The format: "%010d" property instructs Anonymizer to replace the account number with a 10 digit integer value. Descriptions of the formats and examples follow below, and in the examples folder of the GitHub repo.

Format-Based Patterns

Format-based patterns allow you to define custom data formats using format codes.
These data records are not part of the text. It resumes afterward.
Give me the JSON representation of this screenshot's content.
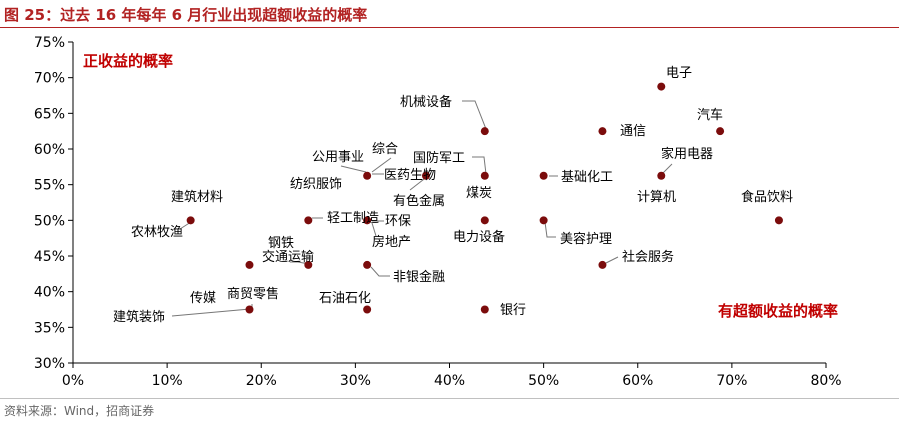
{
  "figure": {
    "title": "图 25：过去 16 年每年 6 月行业出现超额收益的概率",
    "source": "资料来源：Wind，招商证券"
  },
  "colors": {
    "accent": "#b22222",
    "point": "#7b0c0c",
    "annotation": "#c00000"
  },
  "chart_data": {
    "type": "scatter",
    "title": "",
    "xlabel": "",
    "ylabel": "",
    "xlim": [
      0,
      0.8
    ],
    "ylim": [
      0.3,
      0.75
    ],
    "x_ticks": [
      "0%",
      "10%",
      "20%",
      "30%",
      "40%",
      "50%",
      "60%",
      "70%",
      "80%"
    ],
    "y_ticks": [
      "30%",
      "35%",
      "40%",
      "45%",
      "50%",
      "55%",
      "60%",
      "65%",
      "70%",
      "75%"
    ],
    "grid": false,
    "annotations": [
      "正收益的概率",
      "有超额收益的概率"
    ],
    "points": [
      {
        "label": "电子",
        "x": 0.625,
        "y": 0.6875
      },
      {
        "label": "汽车",
        "x": 0.6875,
        "y": 0.625
      },
      {
        "label": "通信",
        "x": 0.5625,
        "y": 0.625
      },
      {
        "label": "机械设备",
        "x": 0.4375,
        "y": 0.625
      },
      {
        "label": "家用电器",
        "x": 0.625,
        "y": 0.5625
      },
      {
        "label": "计算机",
        "x": 0.625,
        "y": 0.5625
      },
      {
        "label": "基础化工",
        "x": 0.5,
        "y": 0.5625
      },
      {
        "label": "国防军工",
        "x": 0.4375,
        "y": 0.5625
      },
      {
        "label": "煤炭",
        "x": 0.4375,
        "y": 0.5625
      },
      {
        "label": "食品饮料",
        "x": 0.75,
        "y": 0.5
      },
      {
        "label": "美容护理",
        "x": 0.5,
        "y": 0.5
      },
      {
        "label": "电力设备",
        "x": 0.4375,
        "y": 0.5
      },
      {
        "label": "综合",
        "x": 0.3125,
        "y": 0.5625
      },
      {
        "label": "公用事业",
        "x": 0.3125,
        "y": 0.5625
      },
      {
        "label": "纺织服饰",
        "x": 0.3125,
        "y": 0.5625
      },
      {
        "label": "医药生物",
        "x": 0.375,
        "y": 0.5625
      },
      {
        "label": "有色金属",
        "x": 0.375,
        "y": 0.5625
      },
      {
        "label": "建筑材料",
        "x": 0.125,
        "y": 0.5
      },
      {
        "label": "农林牧渔",
        "x": 0.125,
        "y": 0.5
      },
      {
        "label": "轻工制造",
        "x": 0.25,
        "y": 0.5
      },
      {
        "label": "环保",
        "x": 0.3125,
        "y": 0.5
      },
      {
        "label": "房地产",
        "x": 0.3125,
        "y": 0.5
      },
      {
        "label": "社会服务",
        "x": 0.5625,
        "y": 0.4375
      },
      {
        "label": "钢铁",
        "x": 0.1875,
        "y": 0.4375
      },
      {
        "label": "交通运输",
        "x": 0.25,
        "y": 0.4375
      },
      {
        "label": "非银金融",
        "x": 0.3125,
        "y": 0.4375
      },
      {
        "label": "银行",
        "x": 0.4375,
        "y": 0.375
      },
      {
        "label": "石油石化",
        "x": 0.3125,
        "y": 0.375
      },
      {
        "label": "传媒",
        "x": 0.1875,
        "y": 0.375
      },
      {
        "label": "商贸零售",
        "x": 0.1875,
        "y": 0.375
      },
      {
        "label": "建筑装饰",
        "x": 0.1875,
        "y": 0.375
      }
    ]
  }
}
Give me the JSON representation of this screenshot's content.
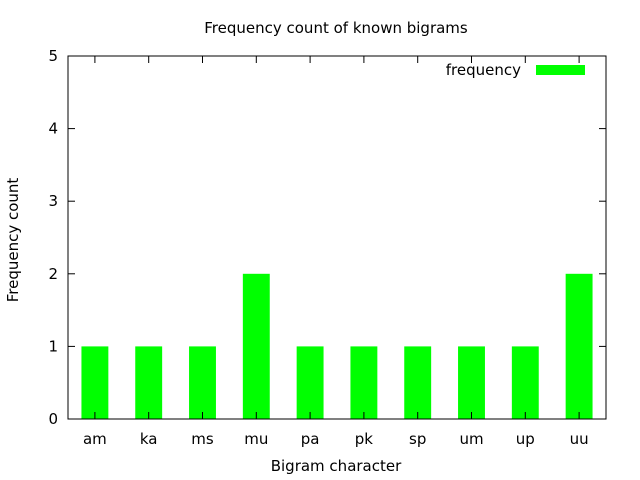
{
  "chart_data": {
    "type": "bar",
    "title": "Frequency count of known bigrams",
    "xlabel": "Bigram character",
    "ylabel": "Frequency count",
    "categories": [
      "am",
      "ka",
      "ms",
      "mu",
      "pa",
      "pk",
      "sp",
      "um",
      "up",
      "uu"
    ],
    "series": [
      {
        "name": "frequency",
        "values": [
          1,
          1,
          1,
          2,
          1,
          1,
          1,
          1,
          1,
          2
        ],
        "color": "#00ff00"
      }
    ],
    "ylim": [
      0,
      5
    ],
    "yticks": [
      0,
      1,
      2,
      3,
      4,
      5
    ],
    "grid": false,
    "legend": "top-right"
  }
}
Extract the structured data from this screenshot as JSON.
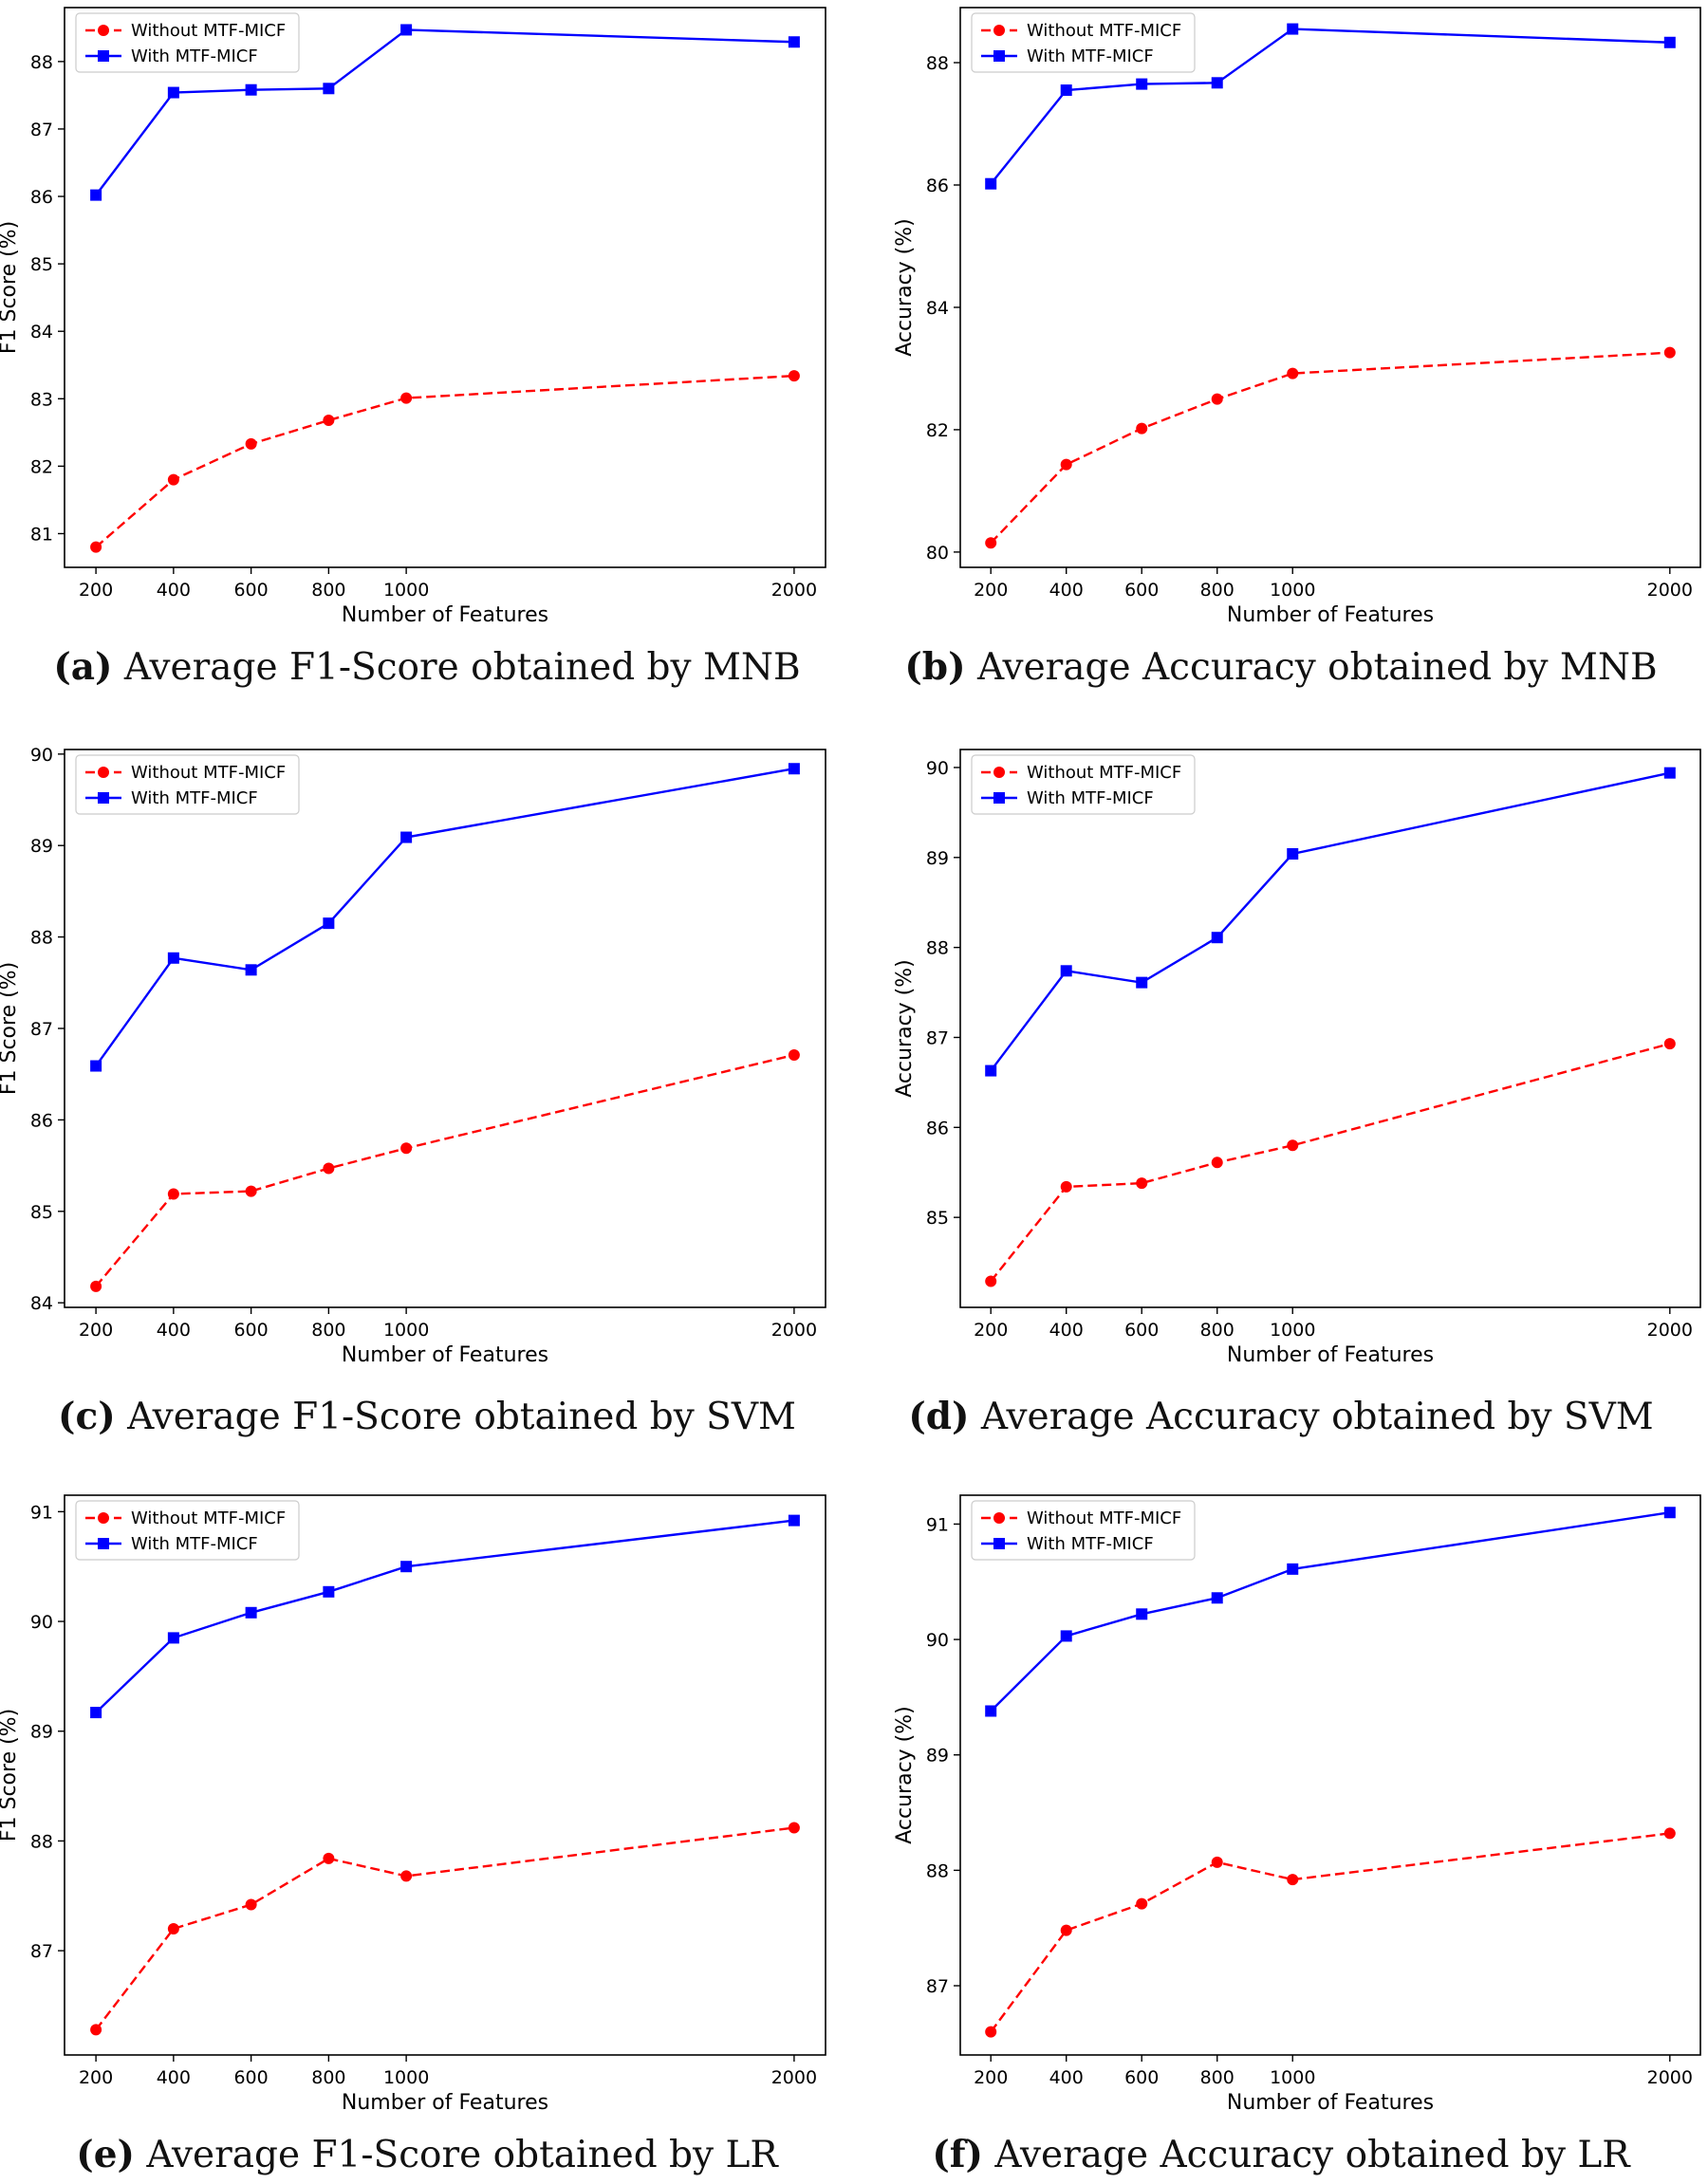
{
  "chart_data": [
    {
      "id": "a",
      "type": "line",
      "caption_letter": "(a)",
      "caption_text": "Average F1-Score obtained by MNB",
      "xlabel": "Number of Features",
      "ylabel": "F1 Score (%)",
      "categories": [
        "200",
        "400",
        "600",
        "800",
        "1000",
        "2000"
      ],
      "x": [
        200,
        400,
        600,
        800,
        1000,
        2000
      ],
      "ylim": [
        80.5,
        88.8
      ],
      "yticks": [
        81,
        82,
        83,
        84,
        85,
        86,
        87,
        88
      ],
      "legend_position": "top-left",
      "series": [
        {
          "name": "Without MTF-MICF",
          "color": "#ff0000",
          "style": "dashed",
          "marker": "circle",
          "values": [
            80.8,
            81.8,
            82.33,
            82.68,
            83.01,
            83.34
          ]
        },
        {
          "name": "With MTF-MICF",
          "color": "#0000ff",
          "style": "solid",
          "marker": "square",
          "values": [
            86.02,
            87.54,
            87.58,
            87.6,
            88.47,
            88.29
          ]
        }
      ]
    },
    {
      "id": "b",
      "type": "line",
      "caption_letter": "(b)",
      "caption_text": "Average Accuracy obtained by MNB",
      "xlabel": "Number of Features",
      "ylabel": "Accuracy (%)",
      "categories": [
        "200",
        "400",
        "600",
        "800",
        "1000",
        "2000"
      ],
      "x": [
        200,
        400,
        600,
        800,
        1000,
        2000
      ],
      "ylim": [
        79.75,
        88.9
      ],
      "yticks": [
        80,
        82,
        84,
        86,
        88
      ],
      "legend_position": "top-left",
      "series": [
        {
          "name": "Without MTF-MICF",
          "color": "#ff0000",
          "style": "dashed",
          "marker": "circle",
          "values": [
            80.15,
            81.43,
            82.02,
            82.5,
            82.92,
            83.26
          ]
        },
        {
          "name": "With MTF-MICF",
          "color": "#0000ff",
          "style": "solid",
          "marker": "square",
          "values": [
            86.02,
            87.55,
            87.65,
            87.67,
            88.55,
            88.33
          ]
        }
      ]
    },
    {
      "id": "c",
      "type": "line",
      "caption_letter": "(c)",
      "caption_text": "Average F1-Score obtained by SVM",
      "xlabel": "Number of Features",
      "ylabel": "F1 Score (%)",
      "categories": [
        "200",
        "400",
        "600",
        "800",
        "1000",
        "2000"
      ],
      "x": [
        200,
        400,
        600,
        800,
        1000,
        2000
      ],
      "ylim": [
        83.95,
        90.05
      ],
      "yticks": [
        84,
        85,
        86,
        87,
        88,
        89,
        90
      ],
      "legend_position": "top-left",
      "series": [
        {
          "name": "Without MTF-MICF",
          "color": "#ff0000",
          "style": "dashed",
          "marker": "circle",
          "values": [
            84.18,
            85.19,
            85.22,
            85.47,
            85.69,
            86.71
          ]
        },
        {
          "name": "With MTF-MICF",
          "color": "#0000ff",
          "style": "solid",
          "marker": "square",
          "values": [
            86.59,
            87.77,
            87.64,
            88.15,
            89.09,
            89.84
          ]
        }
      ]
    },
    {
      "id": "d",
      "type": "line",
      "caption_letter": "(d)",
      "caption_text": "Average Accuracy obtained by SVM",
      "xlabel": "Number of Features",
      "ylabel": "Accuracy (%)",
      "categories": [
        "200",
        "400",
        "600",
        "800",
        "1000",
        "2000"
      ],
      "x": [
        200,
        400,
        600,
        800,
        1000,
        2000
      ],
      "ylim": [
        84.0,
        90.2
      ],
      "yticks": [
        85,
        86,
        87,
        88,
        89,
        90
      ],
      "legend_position": "top-left",
      "series": [
        {
          "name": "Without MTF-MICF",
          "color": "#ff0000",
          "style": "dashed",
          "marker": "circle",
          "values": [
            84.29,
            85.34,
            85.38,
            85.61,
            85.8,
            86.93
          ]
        },
        {
          "name": "With MTF-MICF",
          "color": "#0000ff",
          "style": "solid",
          "marker": "square",
          "values": [
            86.63,
            87.74,
            87.61,
            88.11,
            89.04,
            89.94
          ]
        }
      ]
    },
    {
      "id": "e",
      "type": "line",
      "caption_letter": "(e)",
      "caption_text": "Average F1-Score obtained by LR",
      "xlabel": "Number of Features",
      "ylabel": "F1 Score (%)",
      "categories": [
        "200",
        "400",
        "600",
        "800",
        "1000",
        "2000"
      ],
      "x": [
        200,
        400,
        600,
        800,
        1000,
        2000
      ],
      "ylim": [
        86.05,
        91.15
      ],
      "yticks": [
        87,
        88,
        89,
        90,
        91
      ],
      "legend_position": "top-left",
      "series": [
        {
          "name": "Without MTF-MICF",
          "color": "#ff0000",
          "style": "dashed",
          "marker": "circle",
          "values": [
            86.28,
            87.2,
            87.42,
            87.84,
            87.68,
            88.12
          ]
        },
        {
          "name": "With MTF-MICF",
          "color": "#0000ff",
          "style": "solid",
          "marker": "square",
          "values": [
            89.17,
            89.85,
            90.08,
            90.27,
            90.5,
            90.92
          ]
        }
      ]
    },
    {
      "id": "f",
      "type": "line",
      "caption_letter": "(f)",
      "caption_text": "Average Accuracy obtained by LR",
      "xlabel": "Number of Features",
      "ylabel": "Accuracy (%)",
      "categories": [
        "200",
        "400",
        "600",
        "800",
        "1000",
        "2000"
      ],
      "x": [
        200,
        400,
        600,
        800,
        1000,
        2000
      ],
      "ylim": [
        86.4,
        91.25
      ],
      "yticks": [
        87,
        88,
        89,
        90,
        91
      ],
      "legend_position": "top-left",
      "series": [
        {
          "name": "Without MTF-MICF",
          "color": "#ff0000",
          "style": "dashed",
          "marker": "circle",
          "values": [
            86.6,
            87.48,
            87.71,
            88.07,
            87.92,
            88.32
          ]
        },
        {
          "name": "With MTF-MICF",
          "color": "#0000ff",
          "style": "solid",
          "marker": "square",
          "values": [
            89.38,
            90.03,
            90.22,
            90.36,
            90.61,
            91.1
          ]
        }
      ]
    }
  ]
}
This is useful when you need to generate data in a specific format that isn't covered by the built-in patterns.

There are three types of format patterns:

  • date - Uses strftime format codes for date/time generation
  • number - Uses printf format codes for number generation
  • mask - Uses character placeholders for pattern-based generation

Date Format Patterns

Date patterns use strftime-style format codes:

Code Description Example
%Y 4-digit year 2024
%y 2-digit year 24
%m 2-digit month 03
%d 2-digit day 15
%H 24-hour hour 14
%I 12-hour hour 02
%M Minute 30
%S Second 45
%B Full month name January
%b Abbreviated month Jan
%A Full weekday Monday
%a Abbreviated weekday Mon
%p AM/PM PM
%P am/pm pm

Example date format patterns:

patterns:
  - name: DATE_US_FORMAT
    format: "%m/%d/%Y"
    type: date
    note: US-style date (MM/DD/YYYY)

  - name: DATE_ISO
    format: "%Y-%m-%d"
    type: date
    min_year: 1990
    max_year: 2024
    note: ISO date with year range

  - name: DATETIME_FULL
    format: "%Y-%m-%d %H:%M:%S"
    type: date
    note: Full datetime

  - name: DATE_LONG
    format: "%B %d, %Y"
    type: date
    note: Long format (January 15, 2024)

Number Format Patterns

Number patterns use printf-style format codes:

Code Description Example
%d Decimal integer 123
%08d Zero-padded to 8 digits 00000123
%5d Space-padded to 5 digits 123

Example number format patterns:

patterns:
  - name: ORDER_NUMBER
    format: "ORD-%08d"
    type: number
    min: 1
    max: 99999999
    note: Order number (ORD-00000001)

  - name: INVOICE_NUMBER
    format: "INV-%06d"
    type: number
    min: 100000
    max: 999999
    note: Invoice number (INV-100000)

  - name: ACCOUNT_ID
    format: "%010d"
    type: number
    min: 1000000000
    max: 9999999999
    note: 10-digit account ID

Mask Format Patterns

Mask patterns use character placeholders:

Placeholder Description Example Output
# or 9 Random digit (0-9) 5
A Uppercase letter (A-Z) K
a Lowercase letter (a-z) k
X Uppercase alphanumeric K or 5
x Lowercase alphanumeric k or 5
* Any character K, k, or 5
\ Escape next character (literal)

Example mask format patterns:

patterns:
  - name: PRODUCT_SKU
    format: "SKU-AA-####"
    type: mask
    note: Product SKU (SKU-AB-1234)

  - name: LICENSE_PLATE
    format: "AAA-####"
    type: mask
    note: License plate (ABC-1234)

  - name: EMPLOYEE_ID
    format: "EMP-AAA-###"
    type: mask
    note: Employee ID (EMP-ABC-123)

  - name: SERIAL_NUMBER
    format: "SN\\-AAAA\\-####\\-XX"
    type: mask
    note: Serial number with escaped hyphens

Auto-Detecting the Type Field

The type field is optional. If omitted, the type is auto-detected based on the format string:

  • Formats containing strftime codes (%Y, %m, etc.) are detected as date
  • Formats containing printf codes (%d, %08d, etc.) are detected as number
  • All other formats are treated as mask
patterns:
  - name: AUTO_DATE
    format: "%Y-%m-%d"
    note: Auto-detected as date type

  - name: AUTO_NUMBER
    format: "%05d"
    min: 1
    max: 99999
    note: Auto-detected as number type

  - name: AUTO_MASK
    format: "##-AAA-##"
    note: Auto-detected as mask type